Treatment Decisions for Advanced Genitourinary Cancers: From Symptoms to Risk Assessment
European Urology Supplements , Volume 8 - Issue 9 p. 738- 746
Context: Current and emerging treatment options for advanced prostate, renal, and bladder cancer were discussed at the annual Interactive Genitourinary Cancer Conference (IGUCC) held in February 2009 in connection with the 2nd World Congress on Controversies in Urology (CURy). Objective: To provide practical clinical guidance for physicians and to promote the implementation of recent advances in the management of genitourinary cancers through closer collaboration among urologists, medical oncologists, and radiation oncologists. Evidence acquisition: This article was developed from presentations given at IGUCC 2009. Evidence synthesis: Docetaxel treatment is established as the standard first-line treatment for patients with metastatic castrate-resistant prostate cancer (mCRPC), based on improvements in overall survival regardless of age, performance status, and pain.
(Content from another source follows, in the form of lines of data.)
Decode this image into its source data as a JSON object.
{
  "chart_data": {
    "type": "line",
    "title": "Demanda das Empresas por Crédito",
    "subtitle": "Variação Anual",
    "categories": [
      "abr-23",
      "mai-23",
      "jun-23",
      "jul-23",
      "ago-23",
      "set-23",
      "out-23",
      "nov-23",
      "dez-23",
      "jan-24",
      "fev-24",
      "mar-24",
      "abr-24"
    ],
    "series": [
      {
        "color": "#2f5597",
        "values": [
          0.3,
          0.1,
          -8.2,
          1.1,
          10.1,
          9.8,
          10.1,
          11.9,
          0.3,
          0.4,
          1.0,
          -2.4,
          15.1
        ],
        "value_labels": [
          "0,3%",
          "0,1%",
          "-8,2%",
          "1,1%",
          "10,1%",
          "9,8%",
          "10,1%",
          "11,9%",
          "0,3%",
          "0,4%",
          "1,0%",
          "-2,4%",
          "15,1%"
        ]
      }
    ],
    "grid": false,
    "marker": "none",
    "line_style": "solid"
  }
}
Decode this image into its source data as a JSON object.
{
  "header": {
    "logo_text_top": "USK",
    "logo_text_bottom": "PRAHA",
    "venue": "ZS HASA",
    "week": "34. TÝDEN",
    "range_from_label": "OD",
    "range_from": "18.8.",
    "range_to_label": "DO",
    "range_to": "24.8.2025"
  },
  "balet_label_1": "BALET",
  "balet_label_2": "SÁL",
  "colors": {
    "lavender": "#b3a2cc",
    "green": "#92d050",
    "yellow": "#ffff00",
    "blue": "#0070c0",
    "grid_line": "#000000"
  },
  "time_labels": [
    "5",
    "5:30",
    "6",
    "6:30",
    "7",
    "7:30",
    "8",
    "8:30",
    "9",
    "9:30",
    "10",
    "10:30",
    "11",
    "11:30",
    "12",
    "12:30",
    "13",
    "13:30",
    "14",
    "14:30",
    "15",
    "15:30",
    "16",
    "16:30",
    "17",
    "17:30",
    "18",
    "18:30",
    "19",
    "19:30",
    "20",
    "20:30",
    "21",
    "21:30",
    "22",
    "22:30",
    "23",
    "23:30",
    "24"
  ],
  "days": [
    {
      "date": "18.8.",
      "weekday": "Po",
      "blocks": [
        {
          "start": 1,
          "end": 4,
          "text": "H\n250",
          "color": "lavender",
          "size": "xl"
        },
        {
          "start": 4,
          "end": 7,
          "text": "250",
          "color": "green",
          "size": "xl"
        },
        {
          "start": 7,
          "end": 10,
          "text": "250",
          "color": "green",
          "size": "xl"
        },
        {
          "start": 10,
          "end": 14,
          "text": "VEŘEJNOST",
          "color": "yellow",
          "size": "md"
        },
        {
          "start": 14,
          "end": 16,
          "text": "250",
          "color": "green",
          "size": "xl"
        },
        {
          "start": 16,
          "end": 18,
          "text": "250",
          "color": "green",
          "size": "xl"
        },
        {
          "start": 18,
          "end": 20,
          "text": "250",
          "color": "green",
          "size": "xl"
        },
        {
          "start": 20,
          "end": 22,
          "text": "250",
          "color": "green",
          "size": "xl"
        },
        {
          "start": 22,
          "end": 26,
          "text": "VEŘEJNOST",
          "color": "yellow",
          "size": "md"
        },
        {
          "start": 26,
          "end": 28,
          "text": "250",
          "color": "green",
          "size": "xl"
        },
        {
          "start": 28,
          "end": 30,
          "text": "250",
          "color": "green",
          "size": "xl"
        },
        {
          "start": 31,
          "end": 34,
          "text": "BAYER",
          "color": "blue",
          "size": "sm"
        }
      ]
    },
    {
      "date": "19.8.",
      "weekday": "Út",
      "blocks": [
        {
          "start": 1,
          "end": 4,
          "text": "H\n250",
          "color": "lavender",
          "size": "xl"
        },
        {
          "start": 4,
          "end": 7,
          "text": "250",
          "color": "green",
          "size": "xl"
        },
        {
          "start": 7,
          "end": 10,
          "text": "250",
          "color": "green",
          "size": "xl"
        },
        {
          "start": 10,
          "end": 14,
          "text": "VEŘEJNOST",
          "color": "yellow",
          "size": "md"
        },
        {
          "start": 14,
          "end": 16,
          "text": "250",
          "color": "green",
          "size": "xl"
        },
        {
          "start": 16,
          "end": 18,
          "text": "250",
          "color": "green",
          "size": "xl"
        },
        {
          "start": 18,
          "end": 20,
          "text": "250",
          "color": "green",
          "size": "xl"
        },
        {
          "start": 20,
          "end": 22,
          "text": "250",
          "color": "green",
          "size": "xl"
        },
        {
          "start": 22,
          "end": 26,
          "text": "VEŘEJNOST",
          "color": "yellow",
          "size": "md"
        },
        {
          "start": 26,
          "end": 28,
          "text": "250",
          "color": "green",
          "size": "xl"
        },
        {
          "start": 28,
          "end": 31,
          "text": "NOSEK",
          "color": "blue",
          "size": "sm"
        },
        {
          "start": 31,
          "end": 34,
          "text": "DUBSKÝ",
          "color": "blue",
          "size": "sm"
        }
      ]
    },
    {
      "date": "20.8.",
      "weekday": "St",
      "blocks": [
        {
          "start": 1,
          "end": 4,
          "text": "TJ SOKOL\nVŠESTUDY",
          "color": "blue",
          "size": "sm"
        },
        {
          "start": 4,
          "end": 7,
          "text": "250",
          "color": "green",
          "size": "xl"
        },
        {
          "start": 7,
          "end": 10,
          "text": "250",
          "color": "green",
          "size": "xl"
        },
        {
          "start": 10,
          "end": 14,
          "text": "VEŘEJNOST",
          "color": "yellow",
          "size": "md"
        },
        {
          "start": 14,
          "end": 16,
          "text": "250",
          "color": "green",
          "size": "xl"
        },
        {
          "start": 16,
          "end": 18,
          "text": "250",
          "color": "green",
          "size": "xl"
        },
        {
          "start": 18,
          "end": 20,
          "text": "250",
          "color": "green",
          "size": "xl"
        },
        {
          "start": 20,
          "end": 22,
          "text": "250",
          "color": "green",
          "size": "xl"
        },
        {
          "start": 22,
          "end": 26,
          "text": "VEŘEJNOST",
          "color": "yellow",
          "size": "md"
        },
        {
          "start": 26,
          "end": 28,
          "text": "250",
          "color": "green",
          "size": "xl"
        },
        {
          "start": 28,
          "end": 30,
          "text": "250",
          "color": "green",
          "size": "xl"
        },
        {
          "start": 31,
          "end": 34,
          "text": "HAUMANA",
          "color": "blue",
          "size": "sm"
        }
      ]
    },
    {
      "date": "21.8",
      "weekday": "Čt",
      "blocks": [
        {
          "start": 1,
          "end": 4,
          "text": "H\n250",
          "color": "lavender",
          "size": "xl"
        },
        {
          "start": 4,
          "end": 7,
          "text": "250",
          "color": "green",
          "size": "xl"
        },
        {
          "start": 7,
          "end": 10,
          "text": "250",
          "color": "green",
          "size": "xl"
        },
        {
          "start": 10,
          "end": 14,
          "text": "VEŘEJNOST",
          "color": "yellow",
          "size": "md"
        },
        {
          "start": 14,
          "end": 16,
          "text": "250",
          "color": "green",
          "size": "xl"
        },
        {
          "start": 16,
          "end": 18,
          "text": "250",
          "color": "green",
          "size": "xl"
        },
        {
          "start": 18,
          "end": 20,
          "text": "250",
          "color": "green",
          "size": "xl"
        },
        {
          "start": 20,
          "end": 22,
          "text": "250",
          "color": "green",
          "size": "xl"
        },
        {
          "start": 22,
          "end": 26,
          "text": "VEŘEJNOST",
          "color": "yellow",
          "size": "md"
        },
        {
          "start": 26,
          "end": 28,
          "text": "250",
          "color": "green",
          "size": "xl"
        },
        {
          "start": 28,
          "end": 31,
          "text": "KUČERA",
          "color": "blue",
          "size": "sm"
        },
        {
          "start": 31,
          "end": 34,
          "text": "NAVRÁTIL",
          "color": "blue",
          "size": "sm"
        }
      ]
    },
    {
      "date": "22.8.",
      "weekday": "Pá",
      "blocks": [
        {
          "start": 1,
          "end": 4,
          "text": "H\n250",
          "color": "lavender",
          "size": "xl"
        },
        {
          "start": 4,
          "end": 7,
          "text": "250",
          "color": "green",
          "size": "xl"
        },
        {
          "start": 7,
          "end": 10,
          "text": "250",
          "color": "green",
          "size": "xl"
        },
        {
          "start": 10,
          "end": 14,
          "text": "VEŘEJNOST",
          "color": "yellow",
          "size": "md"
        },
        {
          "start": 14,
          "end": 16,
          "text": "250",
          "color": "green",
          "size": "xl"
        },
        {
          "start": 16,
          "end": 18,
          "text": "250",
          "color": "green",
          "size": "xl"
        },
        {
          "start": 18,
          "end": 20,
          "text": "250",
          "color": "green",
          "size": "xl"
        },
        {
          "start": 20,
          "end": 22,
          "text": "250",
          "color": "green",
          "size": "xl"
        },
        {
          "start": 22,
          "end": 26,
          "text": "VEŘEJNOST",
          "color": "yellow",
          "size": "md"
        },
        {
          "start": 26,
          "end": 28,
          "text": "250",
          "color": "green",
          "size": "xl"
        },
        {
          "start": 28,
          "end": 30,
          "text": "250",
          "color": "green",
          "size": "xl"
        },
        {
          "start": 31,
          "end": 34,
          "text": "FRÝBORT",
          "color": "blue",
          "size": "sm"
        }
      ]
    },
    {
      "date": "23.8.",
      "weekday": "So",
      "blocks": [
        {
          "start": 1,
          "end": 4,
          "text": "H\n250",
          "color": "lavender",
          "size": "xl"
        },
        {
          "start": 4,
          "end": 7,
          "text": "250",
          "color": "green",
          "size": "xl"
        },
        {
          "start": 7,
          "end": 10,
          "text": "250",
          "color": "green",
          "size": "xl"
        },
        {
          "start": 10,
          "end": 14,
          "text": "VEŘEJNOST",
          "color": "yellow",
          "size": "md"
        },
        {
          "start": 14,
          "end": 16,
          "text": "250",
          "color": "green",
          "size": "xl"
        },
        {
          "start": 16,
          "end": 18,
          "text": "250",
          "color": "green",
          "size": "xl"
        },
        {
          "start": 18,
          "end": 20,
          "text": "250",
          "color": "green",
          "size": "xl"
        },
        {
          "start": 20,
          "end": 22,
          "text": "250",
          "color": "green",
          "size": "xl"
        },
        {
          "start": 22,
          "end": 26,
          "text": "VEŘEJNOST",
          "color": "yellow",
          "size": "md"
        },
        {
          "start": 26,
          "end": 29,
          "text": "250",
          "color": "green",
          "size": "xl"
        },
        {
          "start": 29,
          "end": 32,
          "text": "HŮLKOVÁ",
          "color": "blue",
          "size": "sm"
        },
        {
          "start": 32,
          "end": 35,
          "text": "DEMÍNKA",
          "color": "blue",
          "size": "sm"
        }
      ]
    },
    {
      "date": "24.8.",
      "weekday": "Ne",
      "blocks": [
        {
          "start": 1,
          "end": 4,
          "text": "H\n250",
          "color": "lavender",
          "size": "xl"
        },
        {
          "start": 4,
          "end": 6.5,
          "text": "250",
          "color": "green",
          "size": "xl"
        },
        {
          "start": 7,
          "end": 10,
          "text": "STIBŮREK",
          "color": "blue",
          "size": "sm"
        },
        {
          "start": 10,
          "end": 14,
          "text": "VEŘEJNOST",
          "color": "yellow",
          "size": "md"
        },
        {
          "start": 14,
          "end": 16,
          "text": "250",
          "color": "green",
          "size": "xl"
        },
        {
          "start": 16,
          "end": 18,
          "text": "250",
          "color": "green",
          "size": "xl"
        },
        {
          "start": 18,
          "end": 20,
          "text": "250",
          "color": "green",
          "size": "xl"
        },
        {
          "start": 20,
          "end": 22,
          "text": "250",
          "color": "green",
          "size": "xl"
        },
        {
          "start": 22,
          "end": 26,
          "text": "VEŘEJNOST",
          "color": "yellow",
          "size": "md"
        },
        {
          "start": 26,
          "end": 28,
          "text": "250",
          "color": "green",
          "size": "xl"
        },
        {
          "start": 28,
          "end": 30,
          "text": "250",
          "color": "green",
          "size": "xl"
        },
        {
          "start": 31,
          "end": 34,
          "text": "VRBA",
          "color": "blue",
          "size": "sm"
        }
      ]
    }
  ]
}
Treatment should be introduced according to risk-factor assessment, clinical status, and patient values and preferences. Similarly, management of senior adults with mCRPC should be individually adapted to the patient's health status rather than chronologic age, especially since the benefits and toxicity associated with docetaxel treatment are similar in senior adults and younger patients. Asymptomatic patients with adverse prognostic factors for survival such as visceral metastases, anaemia, and new bone lesions may be candidates for chemotherapy. Prognostic nomograms based on pretreatment parameters aid in identifying patients for earlier chemotherapy. Second-line treatments for CRPC patients are needed, but currently no agent has demonstrated efficacy in phase 3 clinical trials. For patients with a prior response to docetaxel, retreatment at relapse can be effective and well tolerated. There is a strong rationale for targeting angiogenesis in renal cell carcinoma (RCC), and new targeted therapies have changed treatment paradigms for RCC. In contrast, little progress has been made in the treatment of advanced bladder cancer since the introduction of cisplatin-based chemotherapy; new strategies are needed. Conclusions: Docetaxel (every 3 wk) treatment is a therapeutic option in elderly and asymptomatic mCRPC patients. Docetaxel retreatment is effective in initial responders.